Le virage sur l’aile des conservateurs ouvre la voie à un consensus sur le Brexit
Il y aura bien un Brexit, mais vraisemblablement pas sur la ligne dure. En remaniant son gouvernement, Theresa May a dû concéder un assouplissement certain de sa position sur la sortie de l’Union européenne. Il ne s’agit pas de revenir sur le vote majoritaire des Britanniques en juin 2016. Mais, comme nous l’annoncions dès vendredi dernier, de ne plus camper sur une ligne jusqu’au-boutiste sur la question de l’appartenance au marché unique. Elle a aussi confirmé, mardi 13 juin, que les négociations avec l’Union européenne débuteront comme prévu le 19 juin.
C’est en substance ce que Theresa May a confié à Emmanuel Macron, nouveau président de la République française, à l’occasion de leur rencontre officielle en marge du match amical de football entre les équipes nationales française et anglaise. Elle a, à cette occasion, enterré publiquement, son antienne qui était jusqu’alors « pas d’accord du tout vaut mieux qu’un mauvais accord ».
« Nous avons toujours été très clairs : nous voulons conserver une relation des plus étroites avec l’Union européenne », a affirmé Theresa May.

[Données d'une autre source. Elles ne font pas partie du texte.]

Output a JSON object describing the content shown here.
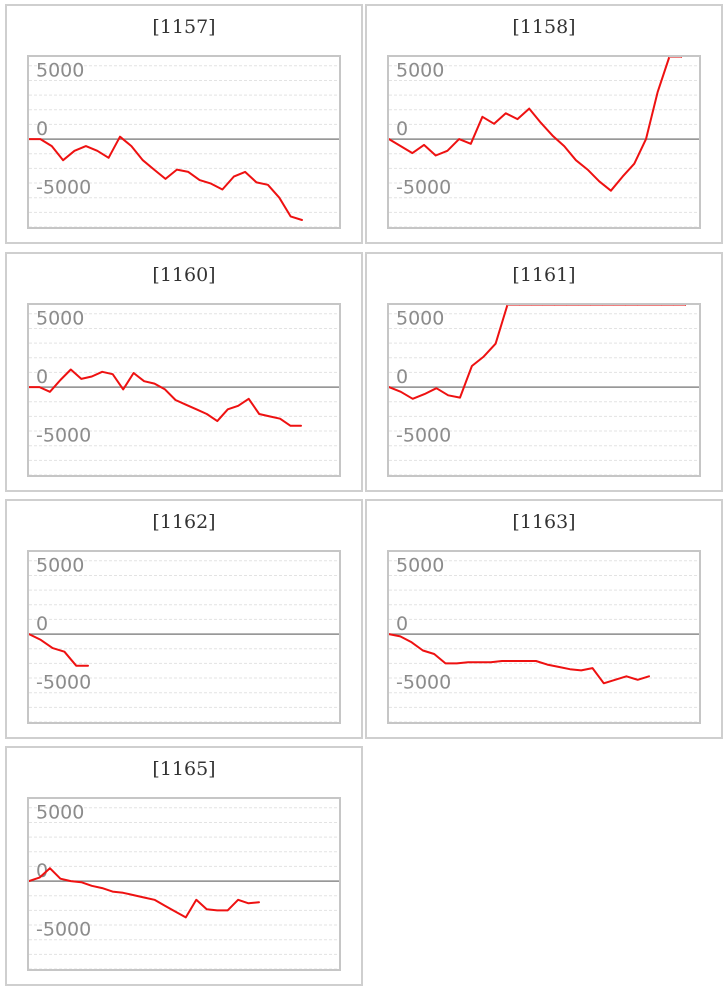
{
  "colors": {
    "series": "#ee1111",
    "clip": "#f08080"
  },
  "chart_data": [
    {
      "type": "line",
      "title": "[1157]",
      "ylim": [
        -7500,
        7000
      ],
      "yticks": [
        5000,
        0,
        -5000
      ],
      "ytick_labels": [
        "5000",
        "0",
        "-5000"
      ],
      "grid": true,
      "legend": "none",
      "series": [
        {
          "x": [
            0,
            1,
            2,
            3,
            4,
            5,
            6,
            7,
            8,
            9,
            10,
            11,
            12,
            13,
            14,
            15,
            16,
            17,
            18,
            19,
            20,
            21,
            22,
            23,
            24
          ],
          "values": [
            0,
            0,
            -600,
            -1800,
            -1000,
            -600,
            -1000,
            -1600,
            200,
            -600,
            -1800,
            -2600,
            -3400,
            -2600,
            -2800,
            -3500,
            -3800,
            -4300,
            -3200,
            -2800,
            -3700,
            -3900,
            -5000,
            -6600,
            -6900
          ]
        }
      ]
    },
    {
      "type": "line",
      "title": "[1158]",
      "ylim": [
        -7500,
        7000
      ],
      "yticks": [
        5000,
        0,
        -5000
      ],
      "ytick_labels": [
        "5000",
        "0",
        "-5000"
      ],
      "grid": true,
      "legend": "none",
      "series": [
        {
          "x": [
            0,
            1,
            2,
            3,
            4,
            5,
            6,
            7,
            8,
            9,
            10,
            11,
            12,
            13,
            14,
            15,
            16,
            17,
            18,
            19,
            20,
            21,
            22,
            23,
            24,
            25
          ],
          "values": [
            0,
            -600,
            -1200,
            -500,
            -1400,
            -1000,
            0,
            -400,
            1900,
            1300,
            2200,
            1700,
            2600,
            1400,
            300,
            -600,
            -1800,
            -2600,
            -3600,
            -4400,
            -3200,
            -2100,
            0,
            4000,
            7000,
            7000
          ]
        }
      ]
    },
    {
      "type": "line",
      "title": "[1160]",
      "ylim": [
        -7500,
        7000
      ],
      "yticks": [
        5000,
        0,
        -5000
      ],
      "ytick_labels": [
        "5000",
        "0",
        "-5000"
      ],
      "grid": true,
      "legend": "none",
      "series": [
        {
          "x": [
            0,
            1,
            2,
            3,
            4,
            5,
            6,
            7,
            8,
            9,
            10,
            11,
            12,
            13,
            14,
            15,
            16,
            17,
            18,
            19,
            20,
            21,
            22,
            23,
            24,
            25,
            26
          ],
          "values": [
            0,
            0,
            -400,
            600,
            1500,
            700,
            900,
            1300,
            1100,
            -200,
            1200,
            500,
            300,
            -200,
            -1100,
            -1500,
            -1900,
            -2300,
            -2900,
            -1900,
            -1600,
            -1000,
            -2300,
            -2500,
            -2700,
            -3300,
            -3300
          ]
        }
      ]
    },
    {
      "type": "line",
      "title": "[1161]",
      "ylim": [
        -7500,
        7000
      ],
      "yticks": [
        5000,
        0,
        -5000
      ],
      "ytick_labels": [
        "5000",
        "0",
        "-5000"
      ],
      "grid": true,
      "legend": "none",
      "series": [
        {
          "x": [
            0,
            1,
            2,
            3,
            4,
            5,
            6,
            7,
            8,
            9,
            10,
            11,
            12,
            13,
            14,
            15,
            16,
            17,
            18,
            19,
            20,
            21,
            22,
            23,
            24,
            25
          ],
          "values": [
            0,
            -400,
            -1000,
            -600,
            -100,
            -700,
            -900,
            1800,
            2600,
            3700,
            7000,
            7000,
            7000,
            7000,
            7000,
            7000,
            7000,
            7000,
            7000,
            7000,
            7000,
            7000,
            7000,
            7000,
            7000,
            7000
          ]
        }
      ]
    },
    {
      "type": "line",
      "title": "[1162]",
      "ylim": [
        -7500,
        7000
      ],
      "yticks": [
        5000,
        0,
        -5000
      ],
      "ytick_labels": [
        "5000",
        "0",
        "-5000"
      ],
      "grid": true,
      "legend": "none",
      "series": [
        {
          "x": [
            0,
            1,
            2,
            3,
            4,
            5
          ],
          "values": [
            0,
            -500,
            -1200,
            -1500,
            -2700,
            -2700
          ]
        }
      ]
    },
    {
      "type": "line",
      "title": "[1163]",
      "ylim": [
        -7500,
        7000
      ],
      "yticks": [
        5000,
        0,
        -5000
      ],
      "ytick_labels": [
        "5000",
        "0",
        "-5000"
      ],
      "grid": true,
      "legend": "none",
      "series": [
        {
          "x": [
            0,
            1,
            2,
            3,
            4,
            5,
            6,
            7,
            8,
            9,
            10,
            11,
            12,
            13,
            14,
            15,
            16,
            17,
            18,
            19,
            20,
            21,
            22,
            23
          ],
          "values": [
            0,
            -200,
            -700,
            -1400,
            -1700,
            -2500,
            -2500,
            -2400,
            -2400,
            -2400,
            -2300,
            -2300,
            -2300,
            -2300,
            -2600,
            -2800,
            -3000,
            -3100,
            -2900,
            -4200,
            -3900,
            -3600,
            -3900,
            -3600
          ]
        }
      ]
    },
    {
      "type": "line",
      "title": "[1165]",
      "ylim": [
        -7500,
        7000
      ],
      "yticks": [
        5000,
        0,
        -5000
      ],
      "ytick_labels": [
        "5000",
        "0",
        "-5000"
      ],
      "grid": true,
      "legend": "none",
      "series": [
        {
          "x": [
            0,
            1,
            2,
            3,
            4,
            5,
            6,
            7,
            8,
            9,
            10,
            11,
            12,
            13,
            14,
            15,
            16,
            17,
            18,
            19,
            20,
            21,
            22
          ],
          "values": [
            0,
            300,
            1100,
            200,
            0,
            -100,
            -400,
            -600,
            -900,
            -1000,
            -1200,
            -1400,
            -1600,
            -2100,
            -2600,
            -3100,
            -1600,
            -2400,
            -2500,
            -2500,
            -1600,
            -1900,
            -1800
          ]
        }
      ]
    }
  ]
}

Une balle saisie au bond par le dirigeant français qui a réaffirmé, à l’instar d’autres dirigeants européens dont l’intraitable ministre des Finances allemand Wolfgang Schaüble, que la porte de l’Union européenne restait « ouverte » à la Grande-Bretagne.
A priori, il apparaît inconcevable de faire admettre aux Britanniques que leur vote d’il y a un an soit piétiné de cette manière. Mais c’est sur les questions migratoires que Theresa May pourrait, à terme, opérer les plus importantes concessions, en se rapprochant de la ligne travailliste.
Le Labour apparaît partagé sur la question mais une majorité semble s’y dessiner en faveur d’un maintien dans le marché unique européen, ce qui garantirait la libre circulation des marchandises et des personnes. A titre personnel, le leader du Labour Jeremy Corbyn et son bras droit John McDonnell sont plutôt opposés au maintien dans le marché unique, en raison de leur opposition à la construction libérale de l’Europe. Mais il est loin d’en être de même pour les membres travaillistes du parlement.
Et, mercredi 14 juin, une des étoiles montantes du frontbench du Labour, Rebecca Long-Bailey, considérée comme une proche du leader, a évoqué un compromis en cours de discussion :
« Le Labour pourrait soutenir la libre circulation des marchandises pour conserver l’accès au marché unique ».
Certes, le Labour est dans l’opposition et c’est le gouvernement qui mène les négociations avec Bruxelles. Mais les conservateurs ne disposent plus de la majorité absolue à la Chambre des communes, ce qui les contraint à une approche moins dogmatique. Ils sont contraints à créer du compromis sur le sujet. C’est d’ailleurs l’ancien ultra du Brexit, Michael Gove, de retour au cabinet, qui a dû annoncer la nouvelle ligne :
« Il conviendra d’avancer vers la sortie de l’Union dans le plus grand consensus possible »
Or, c’est sur la question de l’accès au marché unique que peut se construire un compromis acceptable par les grands partis siégeant à la Chambre des Communes. Concrètement, la règle de l’Union imposant libre circulation des hommes comme condition de la libre circulation des biens, Theresa May va devoir sérieusement assouplir sa position de contrôle de l’immigration, notamment intra européenne.
Ce qui est notable, c’est que, dans le fond, l’élaboration du compromis entre conservateurs et travaillistes semble se faire sans – pour ne pas dire contre – l’aval des leaders de ces deux partis.
Ces mouvements pourraient, par ailleurs, remettre en selle le parti europhobe UKIP. Ce dernier est le grand perdant de l’élection générale de juin dernier. Mais, si la ligne de Soft Brexit et de maintien dans le marché unique venait à être confirmée, il pourrait en profiter. La campagne sur le thème « on vole le Brexit au peuple » est quasiment prête et Nigel Farage fait son nième retour sur le devant de la scène. Il faut aussi se rappeler que, chaque fois que le bipartisme se renforce, le scrutin suivant voit un retour des petits partis. Dans un mouvement de balancier et de rééquilibrage permanent des pouvoirs, dont la tradition britannique est coutumière.